Recently there was an Movement of Landless Workers meeting in Brasilia, which became very polemical. The critique of the agrarian reform was that it wasn’t fast enough. What happened? Lula went to the convention. It was a surprise for the bourgeoisie and the press: ‘Here I am again.’ So there’s a very close relationship, and also respect in the party that social movements are autonomous, not just transmission belts.’
Against complaints that several vocal leftist PT legislators were purged a few months earlier as internal dissent over state pension cuts emerged, she rebutted, ‘In 1984 still during the dictatorship, the eternal question of party discipline was discussed. We’d never want internal party Stalinism. But if we never had discipline it would be anarchic. The precedent for firing undisciplined members was the first woman elected as mayor of Sao Paolo, who was invited to be a minister in the national government. The party opposed it, and she did it anyway, so was suspended.’
Wisconsin law/sociology professor Boaventura de Sousa Santos objected: ‘I know the IMF was the force behind the pension cuts, because they stated clearly that they wanted privatisation, and I’m afraid to inform you that the PT leadership was willing to accept that.’
Also on the defensive, the chief of staff for Brasilia’s Ministry of Human Rights, Julio MarÃn, insisted that the 2002 compromises that gave PT leader 61% of the presidential vote were necessary: ‘In the PT, we have one million members, and still we never got more than 34% of the votes.
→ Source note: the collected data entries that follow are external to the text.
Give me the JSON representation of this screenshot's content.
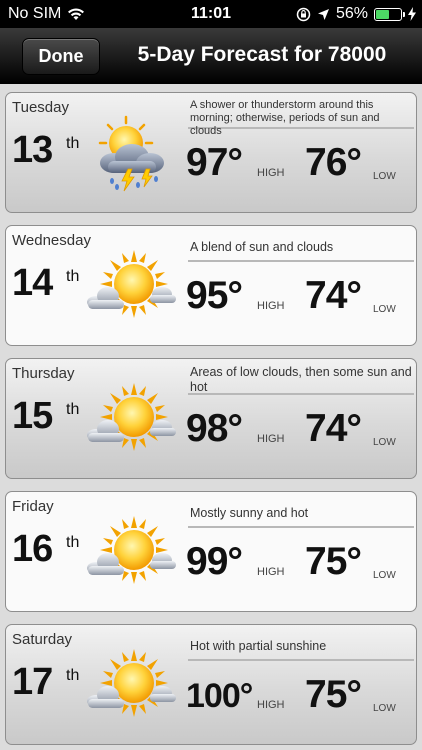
{
  "status_bar": {
    "carrier": "No SIM",
    "time": "11:01",
    "battery_percent": "56%",
    "battery_level": 0.56,
    "icons": [
      "wifi-icon",
      "orientation-lock-icon",
      "location-arrow-icon",
      "battery-icon",
      "charging-bolt-icon"
    ]
  },
  "nav": {
    "done_label": "Done",
    "title": "5-Day Forecast for 78000"
  },
  "forecast": [
    {
      "day": "Tuesday",
      "date": "13",
      "suffix": "th",
      "description": "A shower or thunderstorm around this morning; otherwise, periods of sun and clouds",
      "icon": "thunderstorm-sun-icon",
      "high": "97°",
      "high_label": "HIGH",
      "low": "76°",
      "low_label": "LOW"
    },
    {
      "day": "Wednesday",
      "date": "14",
      "suffix": "th",
      "description": "A blend of sun and clouds",
      "icon": "sun-cloud-icon",
      "high": "95°",
      "high_label": "HIGH",
      "low": "74°",
      "low_label": "LOW"
    },
    {
      "day": "Thursday",
      "date": "15",
      "suffix": "th",
      "description": "Areas of low clouds, then some sun and hot",
      "icon": "sun-cloud-icon",
      "high": "98°",
      "high_label": "HIGH",
      "low": "74°",
      "low_label": "LOW"
    },
    {
      "day": "Friday",
      "date": "16",
      "suffix": "th",
      "description": "Mostly sunny and hot",
      "icon": "sun-cloud-icon",
      "high": "99°",
      "high_label": "HIGH",
      "low": "75°",
      "low_label": "LOW"
    },
    {
      "day": "Saturday",
      "date": "17",
      "suffix": "th",
      "description": "Hot with partial sunshine",
      "icon": "sun-cloud-icon",
      "high": "100°",
      "high_label": "HIGH",
      "low": "75°",
      "low_label": "LOW"
    }
  ],
  "colors": {
    "sun": "#f7b500",
    "sun_core": "#ffe25a",
    "cloud": "#b0b6c0",
    "battery": "#4cd964"
  }
}
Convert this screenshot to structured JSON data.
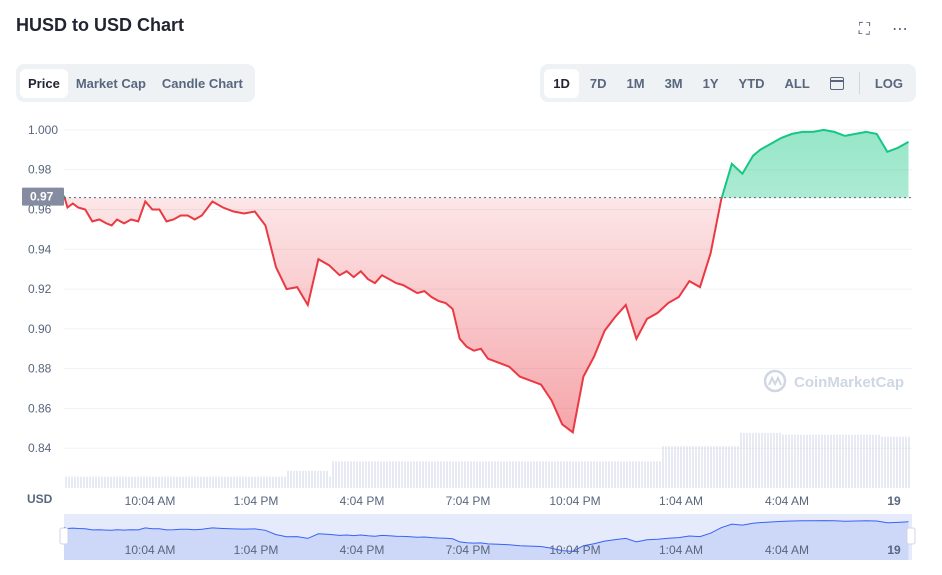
{
  "header": {
    "title": "HUSD to USD Chart",
    "fullscreen_icon": "fullscreen-icon",
    "more_icon": "more-icon"
  },
  "view_tabs": [
    {
      "label": "Price",
      "active": true
    },
    {
      "label": "Market Cap",
      "active": false
    },
    {
      "label": "Candle Chart",
      "active": false
    }
  ],
  "range_tabs": [
    {
      "label": "1D",
      "active": true
    },
    {
      "label": "7D",
      "active": false
    },
    {
      "label": "1M",
      "active": false
    },
    {
      "label": "3M",
      "active": false
    },
    {
      "label": "1Y",
      "active": false
    },
    {
      "label": "YTD",
      "active": false
    },
    {
      "label": "ALL",
      "active": false
    }
  ],
  "calendar_icon": "calendar-icon",
  "log_label": "LOG",
  "colors": {
    "up": "#16c784",
    "down": "#ea3943",
    "navigator": "#3861fb",
    "axis_text": "#58667e",
    "grid": "#eff2f5"
  },
  "chart_data": {
    "type": "line",
    "title": "HUSD to USD Chart",
    "currency_label": "USD",
    "current_price_label": "0.97",
    "reference_price": 0.966,
    "yticks": [
      "1.000",
      "0.98",
      "0.96",
      "0.94",
      "0.92",
      "0.90",
      "0.88",
      "0.86",
      "0.84"
    ],
    "ylim": [
      0.82,
      1.006
    ],
    "xticks": [
      "10:04 AM",
      "1:04 PM",
      "4:04 PM",
      "7:04 PM",
      "10:04 PM",
      "1:04 AM",
      "4:04 AM",
      "19"
    ],
    "x_unit": "hours from 10:04 AM",
    "xlim": [
      -1.7,
      22.3
    ],
    "grid": true,
    "watermark": "CoinMarketCap",
    "series": [
      {
        "x": [
          -1.7,
          -1.6,
          -1.45,
          -1.3,
          -1.1,
          -0.9,
          -0.7,
          -0.5,
          -0.35,
          -0.2,
          0,
          0.2,
          0.4,
          0.6,
          0.8,
          1.0,
          1.2,
          1.4,
          1.6,
          1.8,
          2.0,
          2.2,
          2.5,
          2.8,
          3.1,
          3.4,
          3.7,
          4.0,
          4.3,
          4.6,
          4.9,
          5.2,
          5.5,
          5.8,
          6.1,
          6.3,
          6.5,
          6.7,
          6.9,
          7.1,
          7.3,
          7.5,
          7.7,
          7.9,
          8.1,
          8.3,
          8.5,
          8.7,
          8.9,
          9.1,
          9.3,
          9.5,
          9.7,
          9.9,
          10.1,
          10.3,
          10.6,
          10.9,
          11.2,
          11.5,
          11.8,
          12.1,
          12.4,
          12.7,
          13.0,
          13.3,
          13.6,
          13.9,
          14.2,
          14.5,
          14.8,
          15.1,
          15.4,
          15.7,
          16.0,
          16.3,
          16.6,
          16.9,
          17.2,
          17.5,
          17.8,
          18.0,
          18.3,
          18.6,
          18.9,
          19.2,
          19.5,
          19.8,
          20.1,
          20.4,
          20.7,
          21.0,
          21.3,
          21.6,
          21.9,
          22.2
        ],
        "y": [
          0.967,
          0.961,
          0.963,
          0.961,
          0.96,
          0.954,
          0.955,
          0.953,
          0.952,
          0.955,
          0.953,
          0.955,
          0.954,
          0.964,
          0.96,
          0.96,
          0.954,
          0.955,
          0.957,
          0.957,
          0.955,
          0.957,
          0.964,
          0.961,
          0.959,
          0.958,
          0.959,
          0.952,
          0.931,
          0.92,
          0.921,
          0.912,
          0.935,
          0.932,
          0.927,
          0.929,
          0.926,
          0.929,
          0.925,
          0.923,
          0.927,
          0.925,
          0.923,
          0.922,
          0.92,
          0.918,
          0.919,
          0.916,
          0.914,
          0.913,
          0.91,
          0.895,
          0.891,
          0.889,
          0.89,
          0.885,
          0.883,
          0.881,
          0.876,
          0.874,
          0.872,
          0.864,
          0.852,
          0.848,
          0.876,
          0.886,
          0.899,
          0.906,
          0.912,
          0.895,
          0.905,
          0.908,
          0.913,
          0.916,
          0.924,
          0.921,
          0.938,
          0.965,
          0.983,
          0.978,
          0.987,
          0.99,
          0.993,
          0.996,
          0.998,
          0.999,
          0.999,
          1.0,
          0.999,
          0.997,
          0.998,
          0.999,
          0.998,
          0.989,
          0.991,
          0.994
        ]
      }
    ],
    "volume_bars": "grey bars along bottom, rising after 1:04 AM",
    "navigator_labels": [
      "10:04 AM",
      "1:04 PM",
      "4:04 PM",
      "7:04 PM",
      "10:04 PM",
      "1:04 AM",
      "4:04 AM",
      "19"
    ]
  }
}
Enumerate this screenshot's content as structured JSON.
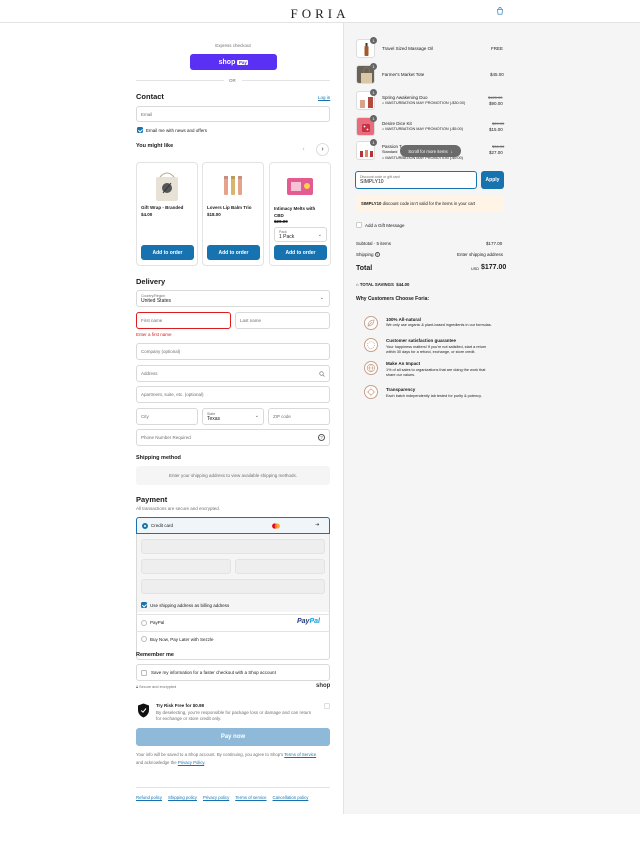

We didn’t want to throw pebbles at windows, we wanted to be that window itself. When we hear the critiques, it really makes us angry. We’re not playing around in Brazil.’
On that point, says veteran marxist James Petras and three colleagues (Luciano Vasapollo, Henry Veltmeyer and Mauro Casadio) in a forthcoming book entitled Empire with Imperialism, ‘The Lula regime has been completely converted into a satellite of the empire – indiscriminately embracing the financial and agroexport elites that play an integral role in promoting free trade and recolonisation.’
But Brazilian neoliberalism is not that durable, and moreover, Petras et al continue, Washington must juggle at least seven severe vulnerabilities in order to maintain the roughly $60 billion in annual net surplus extraction from the region:
1) ‘clients and collaborators in Latin America are still in place, but their power is tenuous at best;
2) ‘mass resistance is building up throughout the region;
3) ‘the mercantilist, liberal-protectionist model of empire is provoking opposition among sectors of the Latin American export elites;
4) ‘the US seeks to monopolise the takeover of the remaining major public enterprises as they are privatised – avoiding the losses to Europe, especially Spain, during the previous wave in the 1990s;
5) ‘the military clients are still in place but they are not present everywhere and to the same degree particularly in Venezuela, Brazil, Ecuador, Bolivia;
6) ‘the US has the momentum of its military-political conquests to pressure and blackmail conformity on Latin America political elites; and
7) ‘the surprise conversion of two regimes – Lula’s in Brazil, Gutierrez’s in Ecuador – to the Free Trade Area of the Americas (FTAA), and their vulnerability to mass opposition causes the empire builders to move with haste.’
Hence the region’s leftist forces continue setting inspiring examples in pro-democratic, anti-neoliberal (and indigenous-rights) mobilisations, but lessons for my comrades in Africa can also be drawn from the US empire’s agenda. Washington’s grip on Latin America parallels the African experience, as we have seen in the past few weeks, especially at Sea Island. I’ll come back to the comparisons in the next column.